Study Guide

Silence Setting

By Shusaku Endo

Setting

Japan

Silence takes place in Japan during the 1600s, at the height of the Japanese government's persecution of Christians. Though Christian missionaries had converted a sizable amount of Japan's population to Christianity, recent events like the Shimabara Rebellion—which was led by Japanese Christians—have prompted the government to persecute Christians and ban all Catholic priests from its shores.

It's the perfect time for our boy Father Rodrigues to enter the scene, don't you think?

Started from the Bottom...

Rodrigues's first stop in his all-inclusive—and by all-inclusive, we mean that it includes torture and death, of course—tour of Japan is Tomogi, a desperately poor seaside village. As it happens, Tomogi, and other small villages like it, are almost entirely Christian. In Rodrigues's eyes, this is because Christianity "has given to this group of people a human warmth they never previously knew" (3.4). Unfortunately, the ban on Christianity makes isolation a necessity, as you never know who might rat out the community in the hopes of scoring some extra cash.
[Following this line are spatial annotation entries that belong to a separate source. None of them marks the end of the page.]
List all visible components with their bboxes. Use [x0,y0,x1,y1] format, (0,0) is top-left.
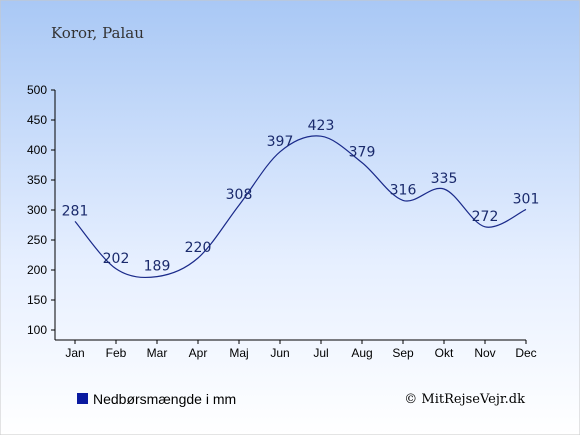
series-group [74,135,527,279]
x-tick-label: Jul [313,346,328,360]
data-label: 189 [144,259,171,275]
x-tick-label: Nov [474,346,495,360]
data-label: 397 [267,134,294,150]
data-label: 379 [349,145,376,161]
x-tick-label: Jun [270,346,289,360]
y-tick-label: 200 [27,263,47,277]
data-label: 220 [185,240,212,256]
data-label: 423 [308,118,335,134]
chart-title: Koror, Palau [51,24,144,42]
x-tick-label: Feb [106,346,127,360]
x-tick-label: Okt [435,346,454,360]
data-label: 301 [513,191,540,207]
x-tick-label: Dec [515,346,536,360]
data-label: 202 [103,251,130,267]
data-label: 316 [390,182,417,198]
x-tick-label: Aug [351,346,372,360]
x-tick-label: Maj [229,346,248,360]
series-line [74,135,527,279]
x-tick-label: Jan [65,346,84,360]
y-tick-label: 250 [27,233,47,247]
credit-text: © MitRejseVejr.dk [404,392,525,407]
x-tick-label: Apr [189,346,208,360]
y-tick-label: 150 [27,293,47,307]
y-tick-label: 500 [27,83,47,97]
data-labels: 281 202 189 220 308 397 423 379 316 335 272 301 [62,118,540,274]
axes: 100 150 200 250 300 350 400 450 500 Jan Feb Mar Apr M… [27,83,537,360]
data-label: 308 [226,187,253,203]
x-tick-label: Mar [147,346,168,360]
y-tick-label: 350 [27,173,47,187]
y-tick-label: 400 [27,143,47,157]
y-tick-label: 450 [27,113,47,127]
legend-label: Nedbørsmængde i mm [93,391,236,407]
y-tick-label: 100 [27,323,47,337]
data-label: 272 [472,209,499,225]
data-label: 335 [431,171,458,187]
data-label: 281 [62,203,89,219]
x-tick-label: Sep [392,346,414,360]
legend-marker [77,393,88,404]
y-tick-label: 300 [27,203,47,217]
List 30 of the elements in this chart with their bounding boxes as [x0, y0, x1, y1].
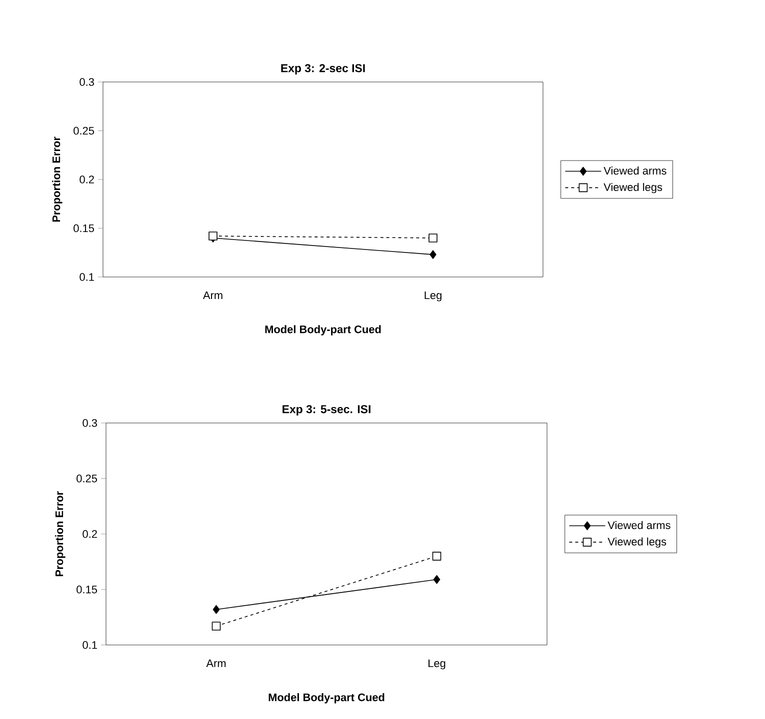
- chart-title: Exp 3: 5-sec. ISI: [282, 405, 370, 416]
- point: [432, 552, 442, 561]
- y-axis-title: Proportion Error: [52, 136, 62, 222]
- legend-label: Viewed arms: [604, 166, 666, 175]
- y-tick-label: 0.15: [76, 586, 98, 594]
- point: [212, 622, 221, 631]
- legend-label: Viewed arms: [608, 521, 670, 530]
- y-axis-title: Proportion Error: [55, 491, 66, 576]
- x-tick-label: Arm: [202, 292, 222, 300]
- x-tick-label: Leg: [424, 292, 442, 302]
- x-axis-title: Model Body-part Cued: [265, 325, 381, 336]
- point: [430, 250, 436, 259]
- chart-title: Exp 3: 2-sec ISI: [281, 64, 365, 74]
- legend-label: Viewed legs: [608, 537, 666, 548]
- x-tick-label: Leg: [428, 660, 446, 670]
- x-tick-label: Arm: [206, 660, 226, 668]
- y-tick-label: 0.1: [82, 641, 97, 649]
- point: [428, 234, 438, 242]
- y-tick-label: 0.25: [76, 474, 98, 482]
- y-tick-label: 0.2: [82, 530, 97, 538]
- y-tick-label: 0.2: [80, 176, 94, 184]
- point: [212, 605, 220, 614]
- legend-label: Viewed legs: [604, 182, 662, 194]
- point: [433, 575, 440, 584]
- y-tick-label: 0.25: [74, 126, 94, 135]
- y-tick-label: 0.15: [74, 224, 94, 232]
- y-tick-label: 0.3: [80, 78, 94, 86]
- x-axis-title: Model Body-part Cued: [268, 693, 384, 704]
- y-tick-label: 0.3: [82, 419, 97, 427]
- y-tick-label: 0.1: [80, 273, 94, 281]
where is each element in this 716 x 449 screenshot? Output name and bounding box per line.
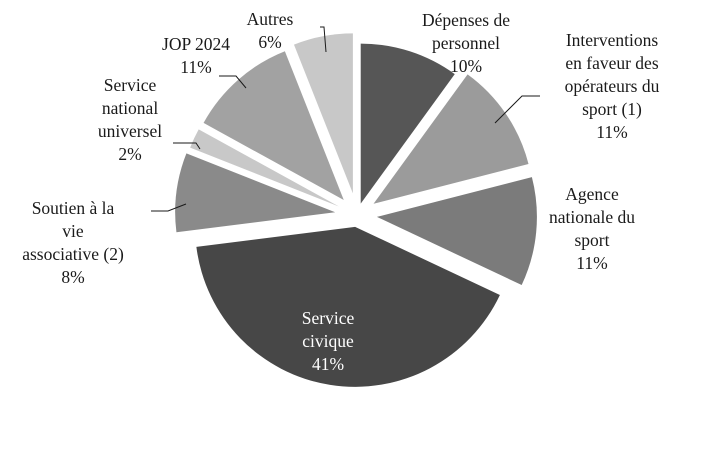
slice-percent-4: 8% — [61, 267, 84, 287]
slice-label-line-1-2: opérateurs du — [565, 76, 660, 96]
slice-label-line-5-1: national — [102, 98, 159, 118]
leader-line-6 — [219, 75, 247, 89]
slice-label-line-7-0: Autres — [247, 9, 294, 29]
slice-label-line-0-1: personnel — [432, 33, 500, 53]
slice-label-line-1-3: sport (1) — [582, 99, 642, 119]
leader-line-4 — [151, 203, 187, 212]
slice-label-line-5-0: Service — [104, 75, 157, 95]
slice-percent-1: 11% — [596, 122, 627, 142]
slice-label-line-1-1: en faveur des — [565, 53, 658, 73]
leader-line-1 — [494, 95, 540, 124]
slice-label-line-0-0: Dépenses de — [422, 10, 510, 30]
slice-label-line-4-0: Soutien à la — [32, 198, 115, 218]
slice-label-2: Agence nationale du sport 11% — [549, 184, 635, 273]
pie-slice-0 — [360, 43, 455, 204]
slice-percent-5: 2% — [118, 144, 141, 164]
slice-label-line-6-0: JOP 2024 — [162, 34, 230, 54]
pie-slice-3 — [196, 226, 500, 387]
slice-percent-3: 41% — [312, 354, 344, 374]
slice-label-5: Service national universel 2% — [98, 75, 162, 164]
slice-percent-6: 11% — [180, 57, 211, 77]
slice-label-line-2-2: sport — [575, 230, 610, 250]
pie-slice-1 — [373, 74, 529, 204]
slice-label-line-1-0: Interventions — [566, 30, 659, 50]
slice-label-7: Autres 6% — [247, 9, 294, 52]
slice-percent-7: 6% — [258, 32, 281, 52]
slice-label-line-5-2: universel — [98, 121, 162, 141]
slice-label-line-4-1: vie — [62, 221, 84, 241]
leader-line-7 — [320, 26, 327, 53]
slice-label-line-3-1: civique — [302, 331, 354, 351]
pie-slice-6 — [203, 51, 344, 200]
leader-line-5 — [173, 142, 201, 150]
pie-slice-7 — [293, 33, 353, 194]
slice-label-line-3-0: Service — [302, 308, 355, 328]
slice-label-line-4-2: associative (2) — [22, 244, 124, 264]
slice-label-line-2-1: nationale du — [549, 207, 635, 227]
slice-label-6: JOP 2024 11% — [162, 34, 230, 77]
slice-label-4: Soutien à la vie associative (2) 8% — [22, 198, 124, 287]
slice-label-3: Service civique 41% — [302, 308, 355, 374]
slice-percent-2: 11% — [576, 253, 607, 273]
pie-slice-2 — [376, 177, 537, 286]
slice-label-1: Interventions en faveur des opérateurs du s… — [565, 30, 660, 142]
pie-slice-4 — [175, 153, 336, 233]
slice-label-0: Dépenses de personnel 10% — [422, 10, 510, 76]
slice-label-line-2-0: Agence — [565, 184, 619, 204]
slice-percent-0: 10% — [450, 56, 482, 76]
pie-slice-5 — [190, 129, 339, 207]
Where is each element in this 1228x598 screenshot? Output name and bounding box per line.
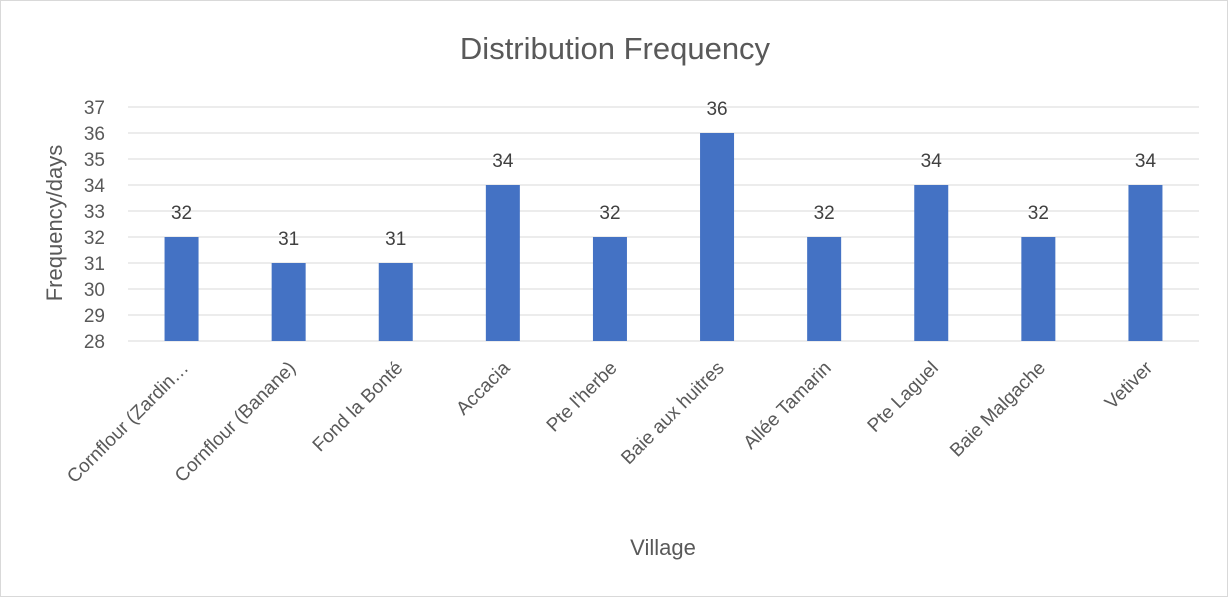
data-label: 32 (1028, 203, 1049, 224)
bar (271, 263, 306, 341)
x-axis-category-labels: Cornflour (Zardin…Cornflour (Banane) Fond… (63, 357, 1157, 487)
category-label: Pte l'herbe (543, 358, 622, 437)
data-label: 32 (171, 203, 192, 224)
y-tick-label: 29 (84, 306, 105, 327)
y-tick-label: 28 (84, 332, 105, 353)
bars (164, 133, 1163, 341)
category-label: Pte Laguel (864, 358, 943, 437)
y-tick-label: 31 (84, 254, 105, 275)
gridlines (128, 106, 1199, 342)
y-tick-label: 35 (84, 150, 105, 171)
bar (592, 237, 627, 341)
bar (485, 185, 520, 341)
y-axis-tick-labels: 28 29 30 31 32 33 34 35 36 37 (84, 98, 106, 353)
category-label: Vetiver (1101, 357, 1157, 413)
bar (1021, 237, 1056, 341)
data-label: 32 (599, 203, 620, 224)
chart-title: Distribution Frequency (460, 31, 771, 66)
x-axis-title: Village (630, 535, 696, 560)
y-tick-label: 36 (84, 124, 105, 145)
y-tick-label: 34 (84, 176, 106, 197)
category-label: Allée Tamarin (740, 358, 836, 454)
y-tick-label: 30 (84, 280, 105, 301)
data-label: 31 (278, 229, 299, 250)
category-label: Fond la Bonté (309, 358, 408, 457)
data-label: 32 (814, 203, 835, 224)
bar (1128, 185, 1163, 341)
category-label: Baie Malgache (946, 358, 1050, 462)
category-label: Baie aux huitres (617, 358, 728, 469)
y-tick-label: 33 (84, 202, 105, 223)
y-tick-label: 32 (84, 228, 105, 249)
bar (700, 133, 735, 341)
data-labels: 32 31 31 34 32 36 32 34 32 34 (171, 99, 1156, 250)
category-label: Cornflour (Banane) (171, 358, 300, 487)
bar (914, 185, 949, 341)
y-tick-label: 37 (84, 98, 105, 119)
data-label: 34 (492, 151, 514, 172)
data-label: 36 (706, 99, 727, 120)
bar (807, 237, 842, 341)
bar (378, 263, 413, 341)
data-label: 34 (921, 151, 943, 172)
bar (164, 237, 199, 341)
category-label: Accacia (452, 357, 514, 419)
data-label: 31 (385, 229, 406, 250)
data-label: 34 (1135, 151, 1157, 172)
y-axis-title: Frequency/days (42, 145, 67, 302)
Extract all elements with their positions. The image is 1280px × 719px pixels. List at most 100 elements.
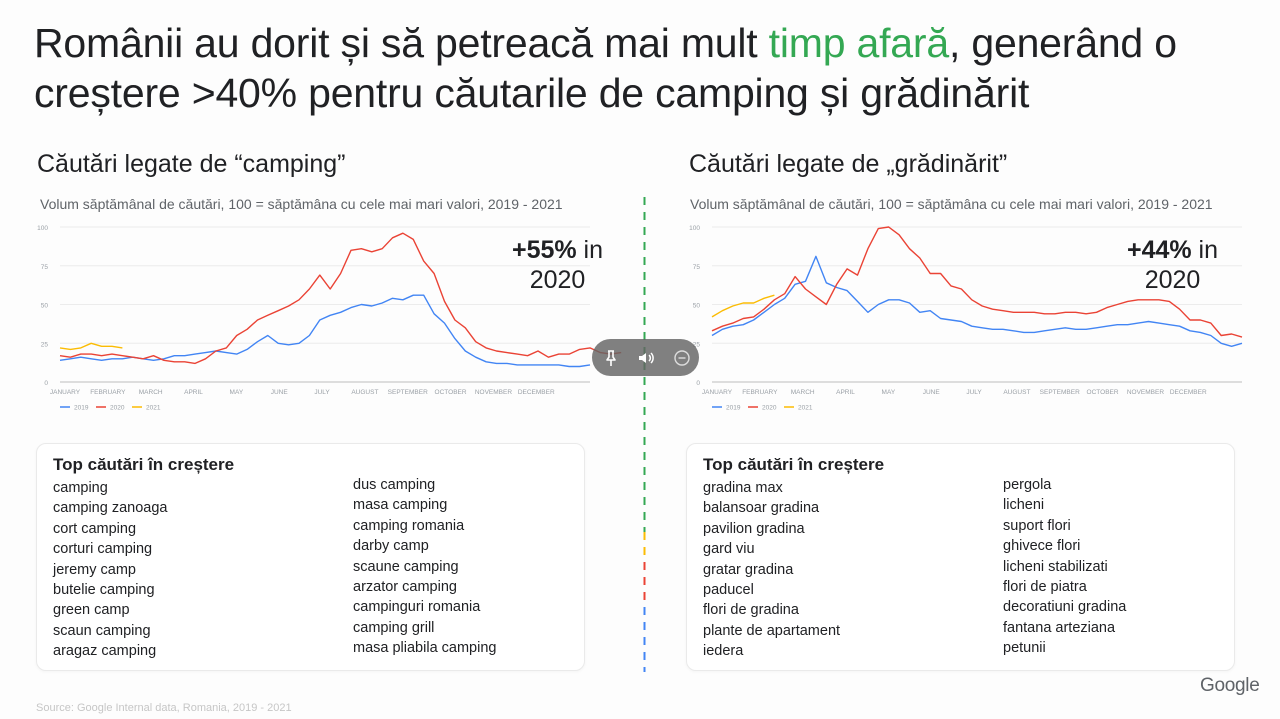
camping-search-term: masa pliabila camping xyxy=(353,640,497,657)
x-tick-label: APRIL xyxy=(836,389,855,396)
camping-line-chart: 0 25 50 75 100 JANUARY FEBRUARY MARCH APRIL MAY JU… xyxy=(37,225,622,412)
x-tick-label: MARCH xyxy=(139,389,163,396)
x-tick-label: JULY xyxy=(966,389,982,396)
gardening-growth-stat: +44% in 2020 xyxy=(1115,235,1230,295)
camping-search-term: jeremy camp xyxy=(53,561,136,578)
camping-panel-title: Căutări legate de “camping” xyxy=(37,150,346,178)
x-tick-label: AUGUST xyxy=(351,389,378,396)
camping-search-term: butelie camping xyxy=(53,582,155,599)
x-tick-label: JULY xyxy=(314,389,330,396)
camping-search-term: camping romania xyxy=(353,517,465,534)
y-tick-label: 0 xyxy=(696,380,700,387)
camping-search-term: darby camp xyxy=(353,538,429,555)
gardening-search-term: licheni stabilizati xyxy=(1003,558,1108,575)
headline-part2: , generând o creștere >40% pentru căutar… xyxy=(34,20,1177,116)
gardening-search-term: paducel xyxy=(703,582,754,599)
media-controls-overlay xyxy=(592,339,699,376)
camping-top-searches-title: Top căutări în creștere xyxy=(53,455,235,474)
x-tick-label: DECEMBER xyxy=(1170,389,1207,396)
camping-search-term: arzator camping xyxy=(353,579,457,596)
x-tick-label: NOVEMBER xyxy=(1127,389,1165,396)
camping-growth-stat: +55% in 2020 xyxy=(500,235,615,295)
series-line-2020 xyxy=(59,232,622,365)
y-tick-label: 75 xyxy=(41,264,49,271)
gardening-search-term: balansoar gradina xyxy=(703,500,820,517)
gardening-searches-column-1: gradina max balansoar gradina pavilion gra… xyxy=(703,478,840,662)
x-tick-label: OCTOBER xyxy=(1087,389,1119,396)
camping-growth-year: 2020 xyxy=(529,266,586,294)
x-tick-label: SEPTEMBER xyxy=(1040,389,1080,396)
y-tick-label: 100 xyxy=(37,225,48,232)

And that's exactly what happens. After several villagers from Tomogi are executed, Rodrigues is captured and forced along the road to Nagasaki. His travels are defined by the shocked reactions of the villagers who watch him pass: "children and adults alike [...] had kept staring at him with glimmering eyes like animals" (5.1). Surprisingly, many of these poor villagers had once been Christian but abandoned their faith after witnessing so much pain and suffering—something the villagers of Tomogi can surely relate to after recent events.

... Now He's Here

From there, Rodrigues arrives in a small cell that becomes his home for most of the novel. Oddly, "his prison life was filled with a strange tranquility and peace" (6.8)—two words we never hear from Rodrigues anywhere else. Though he had become increasingly paranoid during his time in Tomogi, this new sense of isolation somehow comforts him. Then, as we all know (you know, right?), Rodrigues renounces his faith, just as Father Ferreira did. Now our priest is officially a Japanese citizen.

Again, Rodrigues seems awfully peaceful about this turn of events. We watch as he stares "at this scenery of Japan [...] as though later he were to describe it all in detail to someone back home in his own country" (9.11). But he's never going back to Portugal. Mr. Sebastien Rodrigues is now Okada San'emon, respected Japanese citizen and expert on Christian iconography. Although Rodrigues came to Japan in the hope of inspiring change, he never realized that he might be the one doing all of the changing.